You say your .223 suppressor is as follows:
...There are reasons why my can-design for such guns is 8" long, 12 ozs, and has an OD of 1 3/4". The gun is still super handy, has no muzzleflash or blast, is reliable, accurate, and concealable (when disassembled)...
The Mystic-X that I’m waiting on the ATF paperwork to come back on, is 8" long, 10.3 oz, and has an OD of 1 3/8".
There are four factors in play here - length, weight, thickness and overall size (volume). So let's compare them...
Length - yours is the same length as this one.
Weight - yours is 16.5% heavier.
Thickness - yours is 27% larger in diameter.
Volume takes a second to figure, but not overly complicated. It’s (Pi x radius x radius x height)
Volume of your 8” x 1.75” unit = 76.97 cubic inches.
Volume of the Mystic-X at 8” x 1.375” = 47.52 cubic inches.
And 76.97 was a buttload bigger than 47.52 when I went to school. And percentage-wise, it’s a
massive buttload bigger; 62%
Volume - yours is 62% bigger.
So in no dimension (length, width, weight, or volume) does yours do better, so that kind of answers everything except the “5-10X” cost aspect. I’m going to assume we’re talking about doing this legally; just building it yourself, so that means the $200 tax stamp cost is unavoidable no matter what else we do, or where else we reduce cost.

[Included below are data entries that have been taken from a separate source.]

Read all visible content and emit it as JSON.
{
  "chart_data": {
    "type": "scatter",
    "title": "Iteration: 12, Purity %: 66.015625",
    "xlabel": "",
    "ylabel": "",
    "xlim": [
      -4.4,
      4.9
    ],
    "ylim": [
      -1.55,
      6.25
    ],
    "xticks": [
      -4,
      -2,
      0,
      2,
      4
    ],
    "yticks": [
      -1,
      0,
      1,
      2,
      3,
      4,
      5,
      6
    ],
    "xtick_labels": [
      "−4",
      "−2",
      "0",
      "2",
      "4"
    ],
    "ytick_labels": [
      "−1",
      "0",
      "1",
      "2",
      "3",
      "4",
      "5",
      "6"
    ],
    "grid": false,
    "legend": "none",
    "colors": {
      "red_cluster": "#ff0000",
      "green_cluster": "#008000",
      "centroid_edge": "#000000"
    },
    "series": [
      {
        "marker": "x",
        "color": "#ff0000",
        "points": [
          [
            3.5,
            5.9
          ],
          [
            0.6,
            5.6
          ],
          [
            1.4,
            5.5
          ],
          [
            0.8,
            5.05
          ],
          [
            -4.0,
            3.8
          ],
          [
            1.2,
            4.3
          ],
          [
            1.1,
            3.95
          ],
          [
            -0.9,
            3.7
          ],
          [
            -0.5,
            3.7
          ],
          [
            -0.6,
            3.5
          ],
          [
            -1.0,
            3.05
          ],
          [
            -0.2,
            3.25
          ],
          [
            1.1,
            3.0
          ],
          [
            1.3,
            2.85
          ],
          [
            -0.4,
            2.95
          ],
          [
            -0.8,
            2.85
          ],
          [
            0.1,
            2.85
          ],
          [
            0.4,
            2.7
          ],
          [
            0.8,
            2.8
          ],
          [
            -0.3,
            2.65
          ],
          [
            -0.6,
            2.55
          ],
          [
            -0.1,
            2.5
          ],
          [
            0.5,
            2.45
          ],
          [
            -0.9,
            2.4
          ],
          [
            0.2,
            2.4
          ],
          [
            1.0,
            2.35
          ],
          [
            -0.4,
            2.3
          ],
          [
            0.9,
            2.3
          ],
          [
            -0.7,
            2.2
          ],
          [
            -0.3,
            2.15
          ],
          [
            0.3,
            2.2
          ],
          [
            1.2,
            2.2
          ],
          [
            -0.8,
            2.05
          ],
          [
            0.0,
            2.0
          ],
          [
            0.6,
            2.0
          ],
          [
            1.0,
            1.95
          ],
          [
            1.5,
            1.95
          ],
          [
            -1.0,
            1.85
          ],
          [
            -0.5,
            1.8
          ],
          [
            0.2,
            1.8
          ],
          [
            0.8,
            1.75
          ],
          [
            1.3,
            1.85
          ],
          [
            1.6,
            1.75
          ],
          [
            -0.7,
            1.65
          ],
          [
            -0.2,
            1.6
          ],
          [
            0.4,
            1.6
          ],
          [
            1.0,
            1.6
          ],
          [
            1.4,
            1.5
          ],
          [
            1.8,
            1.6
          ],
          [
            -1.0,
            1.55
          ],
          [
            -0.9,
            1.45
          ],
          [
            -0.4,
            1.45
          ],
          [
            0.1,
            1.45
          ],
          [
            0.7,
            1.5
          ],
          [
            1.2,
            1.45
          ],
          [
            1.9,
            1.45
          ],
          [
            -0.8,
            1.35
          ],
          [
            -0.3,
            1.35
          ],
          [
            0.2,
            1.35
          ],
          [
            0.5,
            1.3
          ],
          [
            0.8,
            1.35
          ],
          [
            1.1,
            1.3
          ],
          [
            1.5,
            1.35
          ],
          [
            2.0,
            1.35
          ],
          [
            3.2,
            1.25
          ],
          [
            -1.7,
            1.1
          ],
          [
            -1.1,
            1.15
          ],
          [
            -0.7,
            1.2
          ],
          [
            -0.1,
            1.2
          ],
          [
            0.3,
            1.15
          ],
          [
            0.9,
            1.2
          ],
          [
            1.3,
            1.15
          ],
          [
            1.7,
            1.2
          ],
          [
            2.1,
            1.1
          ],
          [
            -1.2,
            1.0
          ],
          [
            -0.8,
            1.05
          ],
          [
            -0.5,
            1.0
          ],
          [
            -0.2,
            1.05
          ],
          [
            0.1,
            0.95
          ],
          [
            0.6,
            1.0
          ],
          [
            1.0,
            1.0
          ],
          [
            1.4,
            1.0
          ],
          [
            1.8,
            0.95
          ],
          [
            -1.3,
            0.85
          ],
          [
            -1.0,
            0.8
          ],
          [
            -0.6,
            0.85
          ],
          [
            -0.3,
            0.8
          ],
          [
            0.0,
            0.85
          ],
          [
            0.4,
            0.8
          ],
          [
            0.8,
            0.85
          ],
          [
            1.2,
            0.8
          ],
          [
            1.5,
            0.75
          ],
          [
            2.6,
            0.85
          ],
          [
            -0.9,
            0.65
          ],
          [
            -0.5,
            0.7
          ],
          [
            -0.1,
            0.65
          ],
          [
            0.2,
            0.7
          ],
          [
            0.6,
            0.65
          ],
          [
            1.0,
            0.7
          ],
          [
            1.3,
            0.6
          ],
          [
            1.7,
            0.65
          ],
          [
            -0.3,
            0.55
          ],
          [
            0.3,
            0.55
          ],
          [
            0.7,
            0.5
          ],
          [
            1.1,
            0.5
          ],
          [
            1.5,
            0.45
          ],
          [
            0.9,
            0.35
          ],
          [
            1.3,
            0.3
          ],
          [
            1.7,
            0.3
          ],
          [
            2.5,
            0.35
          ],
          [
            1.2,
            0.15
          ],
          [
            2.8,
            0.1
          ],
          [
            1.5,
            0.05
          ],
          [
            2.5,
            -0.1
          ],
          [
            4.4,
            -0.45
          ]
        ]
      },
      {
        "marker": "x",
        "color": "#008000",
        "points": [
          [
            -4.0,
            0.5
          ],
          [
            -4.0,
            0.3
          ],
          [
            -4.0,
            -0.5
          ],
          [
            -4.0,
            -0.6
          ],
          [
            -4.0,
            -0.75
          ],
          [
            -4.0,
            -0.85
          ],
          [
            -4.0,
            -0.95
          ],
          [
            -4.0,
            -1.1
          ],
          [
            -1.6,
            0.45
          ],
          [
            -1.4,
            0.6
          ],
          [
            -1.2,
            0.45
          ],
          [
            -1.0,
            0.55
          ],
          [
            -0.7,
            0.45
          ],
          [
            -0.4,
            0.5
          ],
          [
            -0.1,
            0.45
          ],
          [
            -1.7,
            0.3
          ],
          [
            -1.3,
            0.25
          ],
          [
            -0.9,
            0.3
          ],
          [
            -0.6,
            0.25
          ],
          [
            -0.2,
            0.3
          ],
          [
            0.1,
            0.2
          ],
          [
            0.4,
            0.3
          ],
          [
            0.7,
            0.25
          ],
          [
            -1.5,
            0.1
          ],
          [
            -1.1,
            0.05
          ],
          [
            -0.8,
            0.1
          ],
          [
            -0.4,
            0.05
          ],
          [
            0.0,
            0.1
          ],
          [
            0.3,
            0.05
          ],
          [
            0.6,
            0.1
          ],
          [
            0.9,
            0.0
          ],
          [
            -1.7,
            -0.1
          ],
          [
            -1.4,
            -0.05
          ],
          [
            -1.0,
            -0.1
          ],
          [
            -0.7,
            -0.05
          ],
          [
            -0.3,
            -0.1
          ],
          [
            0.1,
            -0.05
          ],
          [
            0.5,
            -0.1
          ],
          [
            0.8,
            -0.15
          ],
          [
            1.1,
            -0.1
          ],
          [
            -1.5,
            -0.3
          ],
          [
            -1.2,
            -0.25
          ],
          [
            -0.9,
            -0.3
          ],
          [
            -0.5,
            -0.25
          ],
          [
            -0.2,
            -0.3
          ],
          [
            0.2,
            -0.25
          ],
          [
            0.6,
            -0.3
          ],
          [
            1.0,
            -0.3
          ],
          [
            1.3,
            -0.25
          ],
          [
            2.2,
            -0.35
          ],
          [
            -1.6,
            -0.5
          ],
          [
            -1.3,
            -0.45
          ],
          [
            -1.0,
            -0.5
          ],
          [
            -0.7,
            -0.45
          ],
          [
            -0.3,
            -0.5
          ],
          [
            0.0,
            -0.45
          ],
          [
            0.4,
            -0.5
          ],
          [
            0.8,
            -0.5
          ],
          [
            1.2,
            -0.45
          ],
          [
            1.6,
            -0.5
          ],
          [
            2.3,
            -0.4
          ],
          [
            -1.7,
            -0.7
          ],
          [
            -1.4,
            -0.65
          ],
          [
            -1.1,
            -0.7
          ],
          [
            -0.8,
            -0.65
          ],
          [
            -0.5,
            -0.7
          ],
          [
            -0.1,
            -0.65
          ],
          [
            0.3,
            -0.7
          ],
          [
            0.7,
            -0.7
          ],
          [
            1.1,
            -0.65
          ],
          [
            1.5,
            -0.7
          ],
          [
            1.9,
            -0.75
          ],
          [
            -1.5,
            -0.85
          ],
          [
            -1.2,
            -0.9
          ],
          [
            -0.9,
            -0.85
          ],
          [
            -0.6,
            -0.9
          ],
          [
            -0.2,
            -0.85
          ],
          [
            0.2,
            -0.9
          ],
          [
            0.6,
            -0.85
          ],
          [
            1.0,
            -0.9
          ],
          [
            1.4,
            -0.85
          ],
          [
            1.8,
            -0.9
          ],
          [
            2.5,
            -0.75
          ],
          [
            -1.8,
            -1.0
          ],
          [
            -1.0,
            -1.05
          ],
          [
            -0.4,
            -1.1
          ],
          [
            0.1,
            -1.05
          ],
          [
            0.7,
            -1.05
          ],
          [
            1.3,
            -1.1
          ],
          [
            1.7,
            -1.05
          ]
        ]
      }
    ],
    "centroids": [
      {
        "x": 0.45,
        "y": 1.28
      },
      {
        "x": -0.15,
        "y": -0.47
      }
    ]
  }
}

My total cost on the Mystic-X was $950, including both the $200 tax stamp and sales tax. One-fifth of that would be $190. One-tenth of that would be $95.
How do you make that math work? Your highest-estimated cost is less than the cost of just the tax stamp alone, so even if there was zero production cost, it still can’t be done at even your highest “one-fifth” claim. The “one-tenth” thing is obviously even further into the realm of the impossible — again, assuming we’re keeping things legal and paying for the mandated tax stamp.
A person can certainly build their own for less than what this one cost me, but they can’t build it for less than one-third the cost, much less one-tenth. And they certainly won’t build a lifetime-warranted one for that.
And the commercially-available one also has a “repair or replace, free of charge” lifetime warranty, which imo is certainly worth something in the equation.
Fwiw, not saying it's a bad idea to make your own or that it can't be done and done cost-effectively. Just saying that there's no way to (legally) do it at one-fifth the cost of a manufactured one, much less one-tenth; and pointing out that "manufactured" doesn't mean "big" or "heavy" either one.
For that matter, for another example - the commercially-available suppressor that I use on my 9mm pistols and camp-9 carbine is right at the same size and weight of what you describe for your .22 suppressor. It's 0.98" by 5.7" long, and weighs only 3.3 ounces; 5.3 oz or so if I go to the trouble of grease-charging the artificial-environment aspect of it.